Where numbers are used, their meaning is often obfuscated by enormousness. Numbers are chosen to impress, to score points in arguments, rather than to inform. In contrast, my aim here is to present honest, factual numbers in such a way that the numbers are comprehensible, comparable, and memorable. The numbers are made accessible by expressing them all in everyday personal units. Energies are expressed as quantities per person in kilowatt-hours (kWh), the same units that appear on household energy bills; and powers are expressed in kilowatt-hours per day (kWh/d), per person.

—from the 10-page synopsis

What he says can be more or less applied to other developed countries, like the USA and Canada.

Click here for a 10-page synopsis of the book. You can buy it in paperback or, if you prefer, click here to download the entire book as a PDF.

We have an addiction to fossil fuels, and it’s not sustainable. The developed world gets 80% of its energy from fossil fuels; Britain, 90%. And this is unsustainable for three reasons. First, easily-accessible fossil fuels will at some point run out, so we’ll eventually have to get our energy from someplace else. Second, burning fossil fuels is having a measurable and very-probably dangerous effect on the climate. Avoiding dangerous climate change motivates an immediate change from our current use of fossil fuels. Third, even if we don’t care about climate change, a drastic reduction in Britain’s fossil fuel consumption would seem a wise move if we care about security of supply: continued rapid use of the North Sea oil and gas reserves will otherwise soon force fossil-addicted Britain to depend on imports from untrustworthy foreigners. (I hope you can hear my tongue in my cheek.)

How can we get off our fossil fuel addiction?

There’s no shortage of advice on how to “make a difference,” but the public is confused, uncertain whether these schemes are fixes or figleaves.
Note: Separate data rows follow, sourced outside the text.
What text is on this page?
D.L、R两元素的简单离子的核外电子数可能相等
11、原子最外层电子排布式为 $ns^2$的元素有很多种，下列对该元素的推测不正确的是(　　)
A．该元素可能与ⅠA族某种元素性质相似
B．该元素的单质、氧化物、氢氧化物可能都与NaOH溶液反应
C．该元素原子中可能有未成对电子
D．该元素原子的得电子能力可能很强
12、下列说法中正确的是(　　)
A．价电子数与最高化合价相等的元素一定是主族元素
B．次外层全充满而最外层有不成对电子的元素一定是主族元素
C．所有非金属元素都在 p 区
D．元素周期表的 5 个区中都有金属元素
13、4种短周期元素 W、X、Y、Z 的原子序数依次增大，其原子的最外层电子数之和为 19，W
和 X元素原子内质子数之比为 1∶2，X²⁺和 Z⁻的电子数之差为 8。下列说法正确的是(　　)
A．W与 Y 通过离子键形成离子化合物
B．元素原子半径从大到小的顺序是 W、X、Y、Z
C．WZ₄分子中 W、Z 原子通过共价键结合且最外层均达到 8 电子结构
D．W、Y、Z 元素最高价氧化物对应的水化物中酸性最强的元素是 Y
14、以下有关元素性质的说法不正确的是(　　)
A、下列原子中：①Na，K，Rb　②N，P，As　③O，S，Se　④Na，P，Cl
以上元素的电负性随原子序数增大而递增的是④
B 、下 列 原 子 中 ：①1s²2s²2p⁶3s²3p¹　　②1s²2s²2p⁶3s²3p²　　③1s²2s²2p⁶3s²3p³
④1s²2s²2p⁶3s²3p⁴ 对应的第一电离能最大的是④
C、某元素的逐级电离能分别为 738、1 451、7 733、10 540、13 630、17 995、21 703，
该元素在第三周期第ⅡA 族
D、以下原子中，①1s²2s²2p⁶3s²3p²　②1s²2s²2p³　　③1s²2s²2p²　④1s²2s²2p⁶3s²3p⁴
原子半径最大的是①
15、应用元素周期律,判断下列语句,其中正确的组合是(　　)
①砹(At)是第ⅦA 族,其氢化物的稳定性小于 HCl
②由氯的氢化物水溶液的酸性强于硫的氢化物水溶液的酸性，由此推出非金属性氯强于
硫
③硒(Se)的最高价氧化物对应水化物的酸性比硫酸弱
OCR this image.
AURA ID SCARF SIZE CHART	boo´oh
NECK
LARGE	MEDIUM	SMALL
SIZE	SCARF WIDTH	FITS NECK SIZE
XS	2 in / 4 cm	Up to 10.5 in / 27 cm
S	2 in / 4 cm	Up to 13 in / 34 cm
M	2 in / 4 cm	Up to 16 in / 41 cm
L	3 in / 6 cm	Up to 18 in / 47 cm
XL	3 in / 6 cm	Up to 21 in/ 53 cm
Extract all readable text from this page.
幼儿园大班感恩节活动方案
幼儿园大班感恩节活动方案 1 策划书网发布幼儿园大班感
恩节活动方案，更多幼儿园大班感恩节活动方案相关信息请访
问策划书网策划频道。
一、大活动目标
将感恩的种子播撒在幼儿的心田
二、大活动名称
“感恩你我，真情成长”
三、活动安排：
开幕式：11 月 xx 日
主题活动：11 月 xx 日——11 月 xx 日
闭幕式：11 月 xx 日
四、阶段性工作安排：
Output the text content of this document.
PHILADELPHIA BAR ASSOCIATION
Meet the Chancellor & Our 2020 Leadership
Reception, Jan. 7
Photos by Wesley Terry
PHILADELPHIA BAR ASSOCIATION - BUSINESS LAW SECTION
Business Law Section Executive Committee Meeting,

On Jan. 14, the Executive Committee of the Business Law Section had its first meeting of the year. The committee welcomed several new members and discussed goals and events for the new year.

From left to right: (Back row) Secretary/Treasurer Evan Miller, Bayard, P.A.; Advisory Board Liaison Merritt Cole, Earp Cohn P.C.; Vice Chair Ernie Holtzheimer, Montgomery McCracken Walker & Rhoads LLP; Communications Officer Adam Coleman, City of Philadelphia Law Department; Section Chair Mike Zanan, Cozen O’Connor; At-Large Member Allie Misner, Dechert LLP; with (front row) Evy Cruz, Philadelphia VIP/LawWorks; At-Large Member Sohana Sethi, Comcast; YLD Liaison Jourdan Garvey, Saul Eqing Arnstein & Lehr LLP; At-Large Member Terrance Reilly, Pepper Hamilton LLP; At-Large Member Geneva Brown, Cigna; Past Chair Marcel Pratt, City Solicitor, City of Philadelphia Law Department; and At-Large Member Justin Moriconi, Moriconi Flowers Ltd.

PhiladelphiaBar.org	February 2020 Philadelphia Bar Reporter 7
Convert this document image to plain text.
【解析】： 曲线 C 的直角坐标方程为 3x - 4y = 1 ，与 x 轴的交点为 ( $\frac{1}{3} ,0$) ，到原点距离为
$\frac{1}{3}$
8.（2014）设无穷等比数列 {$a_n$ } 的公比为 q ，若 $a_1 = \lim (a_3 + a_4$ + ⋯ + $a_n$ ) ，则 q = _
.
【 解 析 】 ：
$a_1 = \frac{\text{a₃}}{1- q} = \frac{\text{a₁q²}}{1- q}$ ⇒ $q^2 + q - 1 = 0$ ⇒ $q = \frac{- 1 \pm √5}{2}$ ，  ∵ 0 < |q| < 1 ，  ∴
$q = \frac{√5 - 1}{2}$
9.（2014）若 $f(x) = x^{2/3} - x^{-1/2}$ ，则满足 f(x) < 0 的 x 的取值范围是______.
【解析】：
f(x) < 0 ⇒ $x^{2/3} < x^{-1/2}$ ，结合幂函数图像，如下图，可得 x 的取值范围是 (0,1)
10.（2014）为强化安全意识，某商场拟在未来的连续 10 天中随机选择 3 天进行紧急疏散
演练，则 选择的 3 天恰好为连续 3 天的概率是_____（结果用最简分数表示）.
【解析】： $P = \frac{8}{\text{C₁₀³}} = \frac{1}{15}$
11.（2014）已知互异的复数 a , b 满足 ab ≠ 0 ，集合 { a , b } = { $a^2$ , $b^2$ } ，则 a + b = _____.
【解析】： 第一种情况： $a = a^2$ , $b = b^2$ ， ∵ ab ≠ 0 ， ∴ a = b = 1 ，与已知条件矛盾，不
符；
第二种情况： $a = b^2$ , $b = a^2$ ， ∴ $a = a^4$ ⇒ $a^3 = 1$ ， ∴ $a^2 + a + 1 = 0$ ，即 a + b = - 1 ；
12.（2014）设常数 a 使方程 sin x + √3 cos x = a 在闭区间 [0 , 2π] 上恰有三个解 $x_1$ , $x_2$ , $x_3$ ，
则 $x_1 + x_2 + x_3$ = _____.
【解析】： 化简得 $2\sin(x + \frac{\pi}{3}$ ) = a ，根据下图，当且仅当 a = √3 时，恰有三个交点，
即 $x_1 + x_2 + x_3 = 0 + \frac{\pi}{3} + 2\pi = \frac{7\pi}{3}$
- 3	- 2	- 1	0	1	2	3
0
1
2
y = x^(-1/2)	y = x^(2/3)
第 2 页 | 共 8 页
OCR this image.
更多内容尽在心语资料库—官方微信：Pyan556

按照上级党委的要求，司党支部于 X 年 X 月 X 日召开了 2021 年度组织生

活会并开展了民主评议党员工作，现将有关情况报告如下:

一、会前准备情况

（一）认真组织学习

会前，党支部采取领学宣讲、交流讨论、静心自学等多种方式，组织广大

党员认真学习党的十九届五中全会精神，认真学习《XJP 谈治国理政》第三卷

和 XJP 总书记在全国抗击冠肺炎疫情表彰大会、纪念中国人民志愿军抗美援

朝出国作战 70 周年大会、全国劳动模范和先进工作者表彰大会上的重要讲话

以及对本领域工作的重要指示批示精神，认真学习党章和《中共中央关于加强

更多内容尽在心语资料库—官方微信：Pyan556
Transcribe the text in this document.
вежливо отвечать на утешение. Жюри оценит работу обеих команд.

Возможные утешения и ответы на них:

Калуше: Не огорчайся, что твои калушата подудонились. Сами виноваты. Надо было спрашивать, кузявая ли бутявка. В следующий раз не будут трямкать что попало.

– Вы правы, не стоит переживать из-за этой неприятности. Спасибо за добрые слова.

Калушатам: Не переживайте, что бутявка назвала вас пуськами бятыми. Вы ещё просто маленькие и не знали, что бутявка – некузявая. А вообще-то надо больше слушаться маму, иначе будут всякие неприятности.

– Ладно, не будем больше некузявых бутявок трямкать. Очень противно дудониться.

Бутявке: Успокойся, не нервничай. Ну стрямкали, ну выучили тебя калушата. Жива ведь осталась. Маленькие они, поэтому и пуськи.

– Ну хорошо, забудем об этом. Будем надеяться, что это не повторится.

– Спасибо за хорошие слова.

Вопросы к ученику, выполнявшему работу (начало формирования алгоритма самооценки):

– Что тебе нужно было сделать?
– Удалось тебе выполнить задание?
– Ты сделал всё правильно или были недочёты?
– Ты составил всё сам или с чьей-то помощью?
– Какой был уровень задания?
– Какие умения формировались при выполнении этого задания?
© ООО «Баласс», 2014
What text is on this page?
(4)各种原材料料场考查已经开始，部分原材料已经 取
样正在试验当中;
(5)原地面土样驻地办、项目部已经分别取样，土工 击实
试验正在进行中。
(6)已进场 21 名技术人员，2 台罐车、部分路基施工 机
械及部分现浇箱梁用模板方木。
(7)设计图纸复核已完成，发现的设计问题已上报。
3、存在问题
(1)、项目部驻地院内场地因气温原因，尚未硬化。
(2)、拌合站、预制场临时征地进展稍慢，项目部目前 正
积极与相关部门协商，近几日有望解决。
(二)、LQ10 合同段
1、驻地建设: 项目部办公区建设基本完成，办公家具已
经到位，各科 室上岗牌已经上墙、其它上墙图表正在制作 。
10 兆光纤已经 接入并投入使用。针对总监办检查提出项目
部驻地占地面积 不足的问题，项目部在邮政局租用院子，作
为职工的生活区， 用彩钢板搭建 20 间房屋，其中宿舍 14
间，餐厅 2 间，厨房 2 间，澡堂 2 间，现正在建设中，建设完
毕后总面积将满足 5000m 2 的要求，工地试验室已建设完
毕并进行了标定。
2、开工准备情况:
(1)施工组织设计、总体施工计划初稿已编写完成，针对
People are rightly suspicious when companies tell us that buying their “green” product means we’ve “done our bit.” They are equally uneasy about national energy strategy. Are “decentralization” and “combined heat and power,” green enough, for example? The government would have us think so. But would these technologies really discharge Britain’s duties regarding climate change? Are windfarms “merely a gesture to prove our leaders’ environmental credentials”? Is nuclear power essential?

We need a plan that adds up. The good news is that such plans can be made. The bad news is that implementing them will not be easy.